Back in 1958, Arthur Mallock first came up with the idea of building a low-cost, but properly engineered racing car that could give a driver on a limited budget the opportunity of taking part, without embarrassment, in the popular new Formula Junior category. He called his creation the U2, as in “You too” can go motor-racing.
It was an immediate success, and perfectly fulfilled its creator’s intentions. The Mallock U2 wasn’t going to frighten the professional drivers with their Lotuses, Coopers and Brabhams, but that wasn’t the point.
Here’s Arthur of-that-ilk, about to start a Formula 2 race at Snetterton in 1967
When Formula Junior began to fade in the mid-sixties, Arthur began to seek out other avenues where his design could shine.
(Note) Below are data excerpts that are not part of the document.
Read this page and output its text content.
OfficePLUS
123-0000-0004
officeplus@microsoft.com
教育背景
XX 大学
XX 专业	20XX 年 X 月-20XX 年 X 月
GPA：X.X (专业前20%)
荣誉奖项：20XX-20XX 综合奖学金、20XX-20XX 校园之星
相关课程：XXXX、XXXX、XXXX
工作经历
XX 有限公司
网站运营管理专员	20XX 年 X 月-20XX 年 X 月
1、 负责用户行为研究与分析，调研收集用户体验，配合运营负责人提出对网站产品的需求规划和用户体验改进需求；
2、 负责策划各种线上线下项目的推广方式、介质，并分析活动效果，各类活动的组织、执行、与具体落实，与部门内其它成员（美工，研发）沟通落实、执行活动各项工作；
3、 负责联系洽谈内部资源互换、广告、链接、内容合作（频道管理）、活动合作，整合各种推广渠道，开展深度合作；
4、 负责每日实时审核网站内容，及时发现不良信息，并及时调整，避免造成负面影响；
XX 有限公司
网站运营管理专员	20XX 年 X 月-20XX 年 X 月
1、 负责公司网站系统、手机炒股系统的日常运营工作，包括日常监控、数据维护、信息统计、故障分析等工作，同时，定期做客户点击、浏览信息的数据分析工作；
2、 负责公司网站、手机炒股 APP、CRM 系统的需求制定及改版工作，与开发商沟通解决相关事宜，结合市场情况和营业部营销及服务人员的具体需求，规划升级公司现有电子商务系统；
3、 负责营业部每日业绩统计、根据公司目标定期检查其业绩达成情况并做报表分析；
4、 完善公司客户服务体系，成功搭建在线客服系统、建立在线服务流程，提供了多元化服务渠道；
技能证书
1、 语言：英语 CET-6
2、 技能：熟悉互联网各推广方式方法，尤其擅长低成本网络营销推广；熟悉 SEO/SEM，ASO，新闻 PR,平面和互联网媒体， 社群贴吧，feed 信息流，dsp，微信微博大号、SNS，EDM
A sportscar version was tried (despite their appearance, U2s were normally strictly single-seaters) and even a one-off road car, but neither of these ideas were pursued.
Formula 3 was reintroduced by the FIA in 1964, so Arthur had a go at that. But the peculiarly British category of Clubman’s racing, possibly the only racing category in the world that actually required it’s competitors to drive front-engined single-seaters, was crying out for a car like the Mallock U2, and there, as well as in hillclimbing, Arthur’s baby would find its perfect and perpetual niche.
The Formula 2 spec Mallock Mk6
But there would still be opportunities to mix-it with the big-boys. In 1967, Arthur embarked on a season of Formula 2 racing, it would be the last time that a front-engined car would ever race at this level of international single-seater competition.
As always, there was little hope of worrying the regulars, but Arthur held his end up and the adventure did no harm at all to the Mallock mythology.
At the Crystal Palace meeting that year, a second F2 U2 entrant turned up. Hoping to give the opposition a good caning, it was non-other than Max Mosley, driving a spanking new car of his own.
The Formula 3 Mk11B with Ray Mallock at the wheel.
Mallock never returned to F2, but in 1971 and 72, Arthur’s son Ray drove a U2 in British Formula 3 races. And later, in 1976, a Formula Atlantic car was built, but the idea was not followed through.
The Mallock U2’s last appearances in mainstream single-seater racing came in the early eighties when Ray’s brother Richard raced a bright orange Formula Ford version. And it was still able to hold it’s own as a reliable mid-fielder over twenty years on from it’s original conception.
This is the Mallock Mk35 (They are about to launch the Mk37 for 2023)
Several hundred Mallock cars have been built to date, and today you can still go along to Mallock Sports and buy yourself the latest evolution of the U2 theme, the Mk35D.
And as well as being the last company in the world to compete with a front-engined design in major single-seater racing, it is thought that they are also the third oldest company in the world with a continuous history of building thoroughbred racing cars of any type.
Only Lola (just) and Ferrari have any claim to have done it for longer.